Once you have built power models for your system you can build scenarios which can be based on time flow charts, message sequence or data flow diagrams that are sequential events. A simple scenario can start with a reset, initialization phase, then boot, OS/application loading into memory, then execution of tasks. The accuracy of the each phase/event can be mixed where static or average values might be used for some phases and transaction or even cycle based values are used. Also the scenarios can have steps, time stamps, and concurrent tasks as well as delay and synchronization points.
Q: What type of analysis is important for memory subsystems?
Early power estimation is pretty much mandatory to meet product design targets for battery life and application dependent performance. Many OEMs and OSV’s will specify the MP3 audio and H.264 or HD video playback in hours, baseband/wireless modem talk time/standby, web-browsing and file upload/download power. So you need library of representative workloads that can drive a dynamic analysis.

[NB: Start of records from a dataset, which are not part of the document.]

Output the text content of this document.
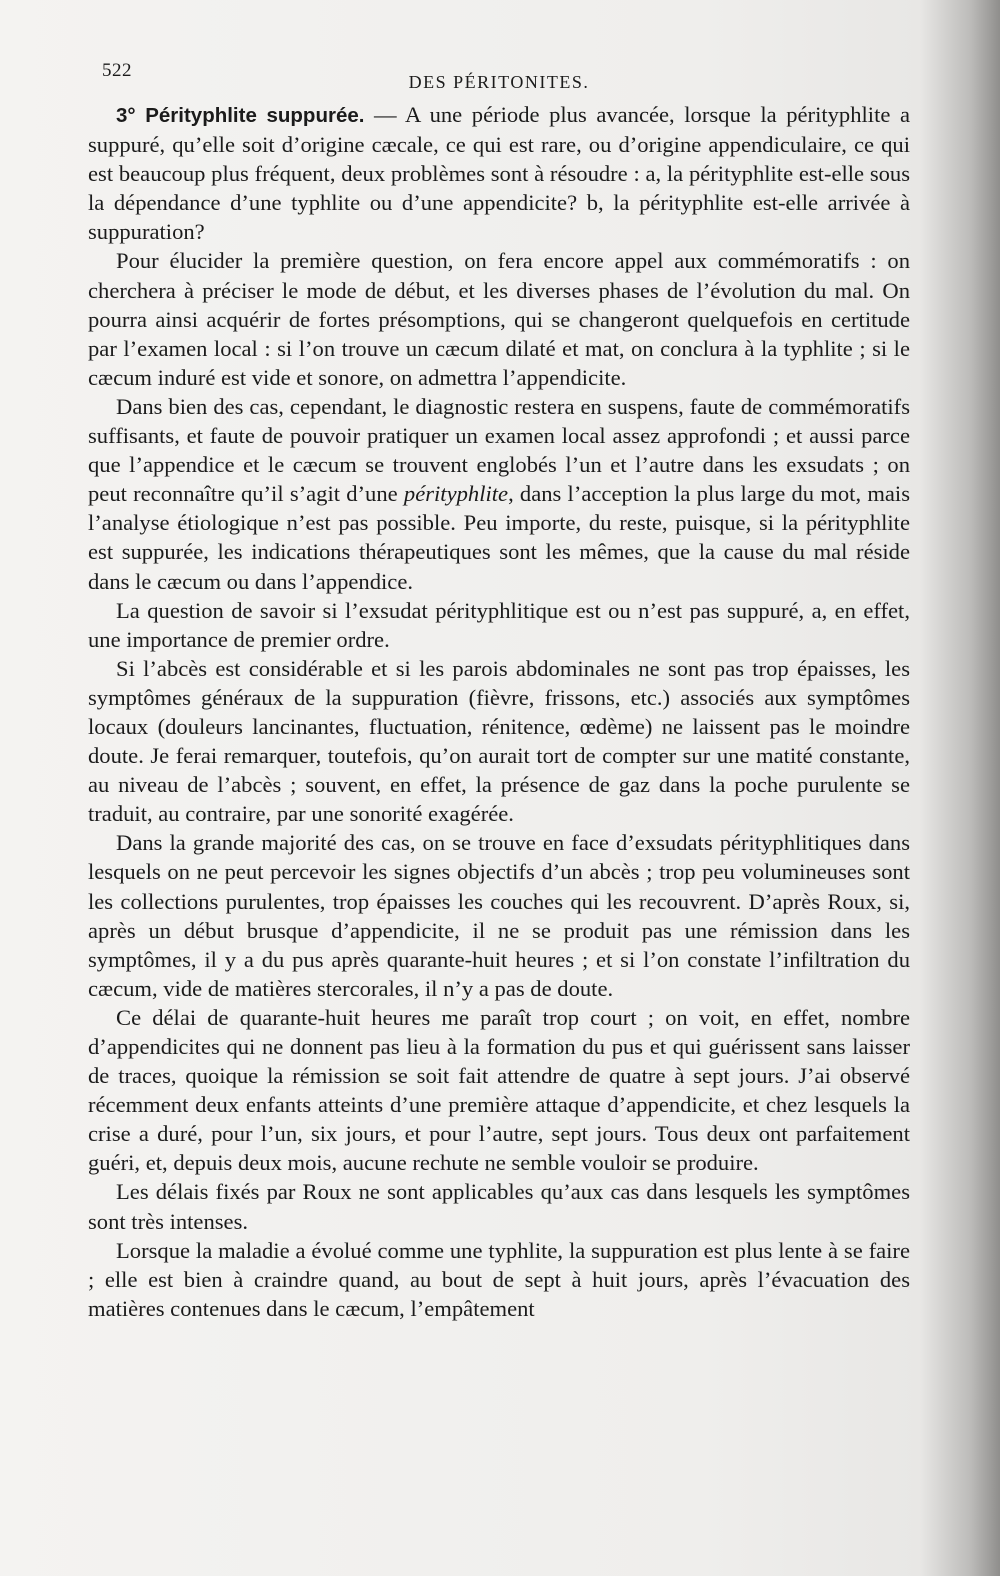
522
DES PÉRITONITES.

3° Pérityphlite suppurée. — A une période plus avancée, lorsque la pérityphlite a suppuré, qu’elle soit d’origine cæcale, ce qui est rare, ou d’origine appendiculaire, ce qui est beaucoup plus fréquent, deux problèmes sont à résoudre : a, la pérityphlite est-elle sous la dépendance d’une typhlite ou d’une appendicite? b, la pérityphlite est-elle arrivée à suppuration?

Pour élucider la première question, on fera encore appel aux commémoratifs : on cherchera à préciser le mode de début, et les diverses phases de l’évolution du mal. On pourra ainsi acquérir de fortes présomptions, qui se changeront quelquefois en certitude par l’examen local : si l’on trouve un cæcum dilaté et mat, on conclura à la typhlite ; si le cæcum induré est vide et sonore, on admettra l’appendicite.

Dans bien des cas, cependant, le diagnostic restera en suspens, faute de commémoratifs suffisants, et faute de pouvoir pratiquer un examen local assez approfondi ; et aussi parce que l’appendice et le cæcum se trouvent englobés l’un et l’autre dans les exsudats ; on peut reconnaître qu’il s’agit d’une pérityphlite, dans l’acception la plus large du mot, mais l’analyse étiologique n’est pas possible. Peu importe, du reste, puisque, si la pérityphlite est suppurée, les indications thérapeutiques sont les mêmes, que la cause du mal réside dans le cæcum ou dans l’appendice.

La question de savoir si l’exsudat pérityphlitique est ou n’est pas suppuré, a, en effet, une importance de premier ordre.

Si l’abcès est considérable et si les parois abdominales ne sont pas trop épaisses, les symptômes généraux de la suppuration (fièvre, frissons, etc.) associés aux symptômes locaux (douleurs lancinantes, fluctuation, rénitence, œdème) ne laissent pas le moindre doute. Je ferai remarquer, toutefois, qu’on aurait tort de compter sur une matité constante, au niveau de l’abcès ; souvent, en effet, la présence de gaz dans la poche purulente se traduit, au contraire, par une sonorité exagérée.

Dans la grande majorité des cas, on se trouve en face d’exsudats pérityphlitiques dans lesquels on ne peut percevoir les signes objectifs d’un abcès ; trop peu volumineuses sont les collections purulentes, trop épaisses les couches qui les recouvrent. D’après Roux, si, après un début brusque d’appendicite, il ne se produit pas une rémission dans les symptômes, il y a du pus après quarante-huit heures ; et si l’on constate l’infiltration du cæcum, vide de matières stercorales, il n’y a pas de doute.

Ce délai de quarante-huit heures me paraît trop court ; on voit, en effet, nombre d’appendicites qui ne donnent pas lieu à la formation du pus et qui guérissent sans laisser de traces, quoique la rémission se soit fait attendre de quatre à sept jours. J’ai observé récemment deux enfants atteints d’une première attaque d’appendicite, et chez lesquels la crise a duré, pour l’un, six jours, et pour l’autre, sept jours. Tous deux ont parfaitement guéri, et, depuis deux mois, aucune rechute ne semble vouloir se produire.

Les délais fixés par Roux ne sont applicables qu’aux cas dans lesquels les symptômes sont très intenses.

Lorsque la maladie a évolué comme une typhlite, la suppuration est plus lente à se faire ; elle est bien à craindre quand, au bout de sept à huit jours, après l’évacuation des matières contenues dans le cæcum, l’empâtement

Early on in the meta-partitioning of the system you are evaluating tradeoffs, like:
- Number of cores and whether it is homogenous. heterogeneous cores or hybrid types of cores: then you need to see if you can thread or parallelize the code
- Frequency, voltage min, typical and max/turbo ranges
- Fixed function, DSP or offload engines
- Bandwidth and concurrency of interconnects
- And the critical part is whether you have over or under provisioned the memory speed, latency, working set size with your cost and power budget
Now you need to parameterize all the components with power data. You can build power models of all the current IP, you may re-use from existing data or annotate/update them from a shared repository. You can build quick “what if “models from vendor or internal IP specs for new models. Then you can apply process technology vendor data for transistor types used in each IP block, process corner, and temp data.
Finally, you want to analyze power as a function of temperature, workload and system configuration.
Q: You’ve thought out this memory subsystem modeling quite thoroughly, how would you summarize the DOCEA approach?
Memory subsystems are increasingly more complex. In many systems they are “make or break” in terms of meeting performance and cost goals. Now that many systems are also power and thermally constrained, it is imperative to have power/thermal models that you can build early and that track the design as it progresses within the form factor and cost budgets. Also there is variability in memory vendor power and many tradeoffs as to where you spend your money: on caches/die cost, on stacked/PoP or embedded DRAM, or in low power/high density and fast SSD/mass storage. The ability to automate the creation of power models, parameterize them behavioral (VHDL/System C/System Verilog), to functional (RTL/Gate level) to structural (fully place and routed/circuit and CFD) model data is key to productivity and project management.
The memory and storage hierarchy and organization are critical not just for performance and functionality, but also for the most robust thermal designs and most energy efficient. The ability to model and simulate thermal, power and performance as early as possible can be a huge competitive advantage for chip design, module/subsystem and complete platforms.